For 20 years Kennecott covered up reports showing that its tailings dam overshadowing Magna would likely collapse in an earthquake. The company never warned the residents and continued adding 7 feet per year to the height of the dam. In 1992 Kennecott conducted a risk assessment to determine if full containment of the impoundment would be more expensive than the legal costs of property damages and dead Magna residents. That's some "commitment to the community."
But what about all the jobs, taxes and stadiums named after Rio Tinto/Kennecott? An economic study in West Virginia concluded that that state's signature industry, coal mining, is actually an economic liability.
The health consequences of coal mining, environmental damage and negative impact on other businesses costs the West Virginia economy hundreds of millions of dollars more than the state receives in jobs and taxes.
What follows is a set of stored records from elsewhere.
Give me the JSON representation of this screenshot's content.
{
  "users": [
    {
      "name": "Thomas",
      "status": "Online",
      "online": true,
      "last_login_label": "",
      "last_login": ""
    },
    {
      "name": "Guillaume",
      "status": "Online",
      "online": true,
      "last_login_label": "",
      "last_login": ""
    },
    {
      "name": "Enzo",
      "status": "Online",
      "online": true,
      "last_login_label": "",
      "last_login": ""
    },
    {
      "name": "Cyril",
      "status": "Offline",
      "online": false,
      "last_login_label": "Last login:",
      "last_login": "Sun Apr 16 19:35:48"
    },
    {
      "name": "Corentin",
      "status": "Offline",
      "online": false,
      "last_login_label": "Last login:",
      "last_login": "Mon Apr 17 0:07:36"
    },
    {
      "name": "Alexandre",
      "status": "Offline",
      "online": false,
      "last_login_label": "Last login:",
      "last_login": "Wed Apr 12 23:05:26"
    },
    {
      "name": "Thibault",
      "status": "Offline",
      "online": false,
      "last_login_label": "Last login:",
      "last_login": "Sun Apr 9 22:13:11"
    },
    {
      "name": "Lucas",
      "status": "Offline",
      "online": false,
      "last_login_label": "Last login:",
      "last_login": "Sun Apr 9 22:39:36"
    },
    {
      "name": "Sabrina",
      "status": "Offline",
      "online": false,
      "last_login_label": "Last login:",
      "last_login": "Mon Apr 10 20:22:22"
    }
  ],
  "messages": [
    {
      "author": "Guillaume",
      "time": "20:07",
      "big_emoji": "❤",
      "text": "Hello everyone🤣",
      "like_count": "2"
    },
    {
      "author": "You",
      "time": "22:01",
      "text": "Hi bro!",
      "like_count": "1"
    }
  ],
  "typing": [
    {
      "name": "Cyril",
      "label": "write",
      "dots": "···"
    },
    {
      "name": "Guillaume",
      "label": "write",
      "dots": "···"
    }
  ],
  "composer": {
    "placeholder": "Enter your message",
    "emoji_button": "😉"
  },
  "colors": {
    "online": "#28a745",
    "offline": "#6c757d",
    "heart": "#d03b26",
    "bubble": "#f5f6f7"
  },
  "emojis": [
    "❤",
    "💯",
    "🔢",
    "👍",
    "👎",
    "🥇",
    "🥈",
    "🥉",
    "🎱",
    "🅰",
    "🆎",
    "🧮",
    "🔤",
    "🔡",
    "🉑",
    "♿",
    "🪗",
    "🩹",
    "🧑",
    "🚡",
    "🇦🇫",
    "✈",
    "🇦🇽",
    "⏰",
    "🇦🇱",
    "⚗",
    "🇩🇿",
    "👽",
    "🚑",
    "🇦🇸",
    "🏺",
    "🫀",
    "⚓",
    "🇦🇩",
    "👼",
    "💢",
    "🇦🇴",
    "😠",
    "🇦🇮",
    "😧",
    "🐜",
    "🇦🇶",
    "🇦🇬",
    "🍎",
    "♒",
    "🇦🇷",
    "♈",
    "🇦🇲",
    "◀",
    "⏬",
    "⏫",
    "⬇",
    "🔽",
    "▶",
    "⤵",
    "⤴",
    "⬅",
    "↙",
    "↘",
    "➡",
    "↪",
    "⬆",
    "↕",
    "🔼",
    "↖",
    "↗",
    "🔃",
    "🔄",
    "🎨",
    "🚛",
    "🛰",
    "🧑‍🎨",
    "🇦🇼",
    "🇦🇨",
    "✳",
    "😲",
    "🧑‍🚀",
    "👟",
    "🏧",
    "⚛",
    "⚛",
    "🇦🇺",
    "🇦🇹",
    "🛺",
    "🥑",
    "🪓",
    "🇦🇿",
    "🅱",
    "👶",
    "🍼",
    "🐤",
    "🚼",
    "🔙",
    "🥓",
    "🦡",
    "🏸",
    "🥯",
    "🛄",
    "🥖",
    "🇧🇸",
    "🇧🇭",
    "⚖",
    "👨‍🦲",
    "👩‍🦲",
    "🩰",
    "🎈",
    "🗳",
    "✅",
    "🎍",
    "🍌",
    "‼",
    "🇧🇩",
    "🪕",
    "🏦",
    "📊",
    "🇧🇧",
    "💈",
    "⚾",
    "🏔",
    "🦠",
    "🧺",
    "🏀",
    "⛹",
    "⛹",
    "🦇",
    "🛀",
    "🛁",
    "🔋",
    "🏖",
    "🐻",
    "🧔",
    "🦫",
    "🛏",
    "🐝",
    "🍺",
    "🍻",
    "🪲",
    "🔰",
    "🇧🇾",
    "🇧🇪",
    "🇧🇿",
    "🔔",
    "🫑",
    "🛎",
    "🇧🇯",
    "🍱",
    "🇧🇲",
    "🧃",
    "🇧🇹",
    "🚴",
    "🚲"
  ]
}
Could similar conclusions be drawn about Kennecott? Before Kennecott is allowed to expand, increase its pollution, further sacrifice public health and is given the green light to destroy what's left of the once-beautiful Oquirrhs and Rose Canyon, that same study should be done here in Utah.
A look at Kennecott through something other than corporate rose-colored glasses is long overdue.
Bill Coon, a Herriman resident, is organizing local homeowner opposition to Kennecott expansion. Brian Moench is president of Utah Physicians for a Healthy Environment.